With my own links, I try to work a brief explanation into the text. No, not "click here" - although I might have a few of those left over from years past, too ;-) - but something like, "In an earlier article, we discussed..." On my main content site, a lot of the information is inter-related and going back to give a full explanation of something that's written about somewhere else would get burdensome (both for me and for regular readers, who'd have to read the same stuff over and over!). If it's to something that involves the entire new article, I might put a link to it at the end (or at the beginning, if it's something that would be useful to read first), but often it's something that speaks to one particular statement or paragraph and I want to keep it connected with that in the reader's mind.
One thing I have done most likely isn't the best thing for affiliate income, but I've done it, anyway. That's taking any product or ad links out of the text and having them all as recognizable ads on the page. I do put links on the page to items that are relevant to that article/review/news, but I don't use plain text links within the text as I used to. This was really in response to what I talked about in the first paragraph - I don't want readers to have to worry that they might end up looking at an ad if they click on a hyperlink, in large part because the links are important to the content of the site and I want visitors to follow them freely. In fact, when I made that change, I put it on the site as a stated policy so no one would have to wonder.

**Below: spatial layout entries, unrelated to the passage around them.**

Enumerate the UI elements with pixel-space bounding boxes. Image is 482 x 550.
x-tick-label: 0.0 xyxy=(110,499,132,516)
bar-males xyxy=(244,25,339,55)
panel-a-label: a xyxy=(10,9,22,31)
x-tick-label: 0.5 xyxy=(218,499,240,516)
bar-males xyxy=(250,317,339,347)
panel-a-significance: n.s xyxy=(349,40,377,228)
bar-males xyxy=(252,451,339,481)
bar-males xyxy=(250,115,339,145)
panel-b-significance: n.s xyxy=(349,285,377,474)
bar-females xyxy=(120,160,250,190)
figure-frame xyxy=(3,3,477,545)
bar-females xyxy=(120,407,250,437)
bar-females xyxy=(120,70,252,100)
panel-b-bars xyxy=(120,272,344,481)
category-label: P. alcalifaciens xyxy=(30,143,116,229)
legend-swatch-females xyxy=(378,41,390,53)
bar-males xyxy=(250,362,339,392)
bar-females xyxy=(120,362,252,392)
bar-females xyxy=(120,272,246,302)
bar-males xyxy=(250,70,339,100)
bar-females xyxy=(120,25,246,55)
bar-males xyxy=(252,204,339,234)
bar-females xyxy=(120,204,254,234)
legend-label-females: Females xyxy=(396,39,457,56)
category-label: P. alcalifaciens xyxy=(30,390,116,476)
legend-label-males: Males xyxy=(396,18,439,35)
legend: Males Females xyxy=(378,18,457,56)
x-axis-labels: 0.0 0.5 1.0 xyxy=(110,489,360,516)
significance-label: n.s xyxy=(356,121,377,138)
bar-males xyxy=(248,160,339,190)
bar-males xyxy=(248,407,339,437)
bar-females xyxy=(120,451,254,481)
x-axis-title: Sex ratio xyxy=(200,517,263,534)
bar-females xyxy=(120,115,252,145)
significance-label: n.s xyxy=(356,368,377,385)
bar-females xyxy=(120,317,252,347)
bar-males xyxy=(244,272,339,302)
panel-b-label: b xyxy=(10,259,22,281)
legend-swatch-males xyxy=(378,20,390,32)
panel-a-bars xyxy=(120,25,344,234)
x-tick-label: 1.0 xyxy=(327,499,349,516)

--I very seldom use hyperlinks in the text to link to anything on another site ("very seldom" is a hedge - I can't hink of any, but may be forgetting something). I always make those very identifiable links, although I do put them on pages where they're relevant to the content.
I know some sites, Wikipedia being a good example, that use different formatting for external links as for internal links.
It's appropriate and sensible, a natural progression from the printed references in printed reference books (qv) which refer readers to related articles.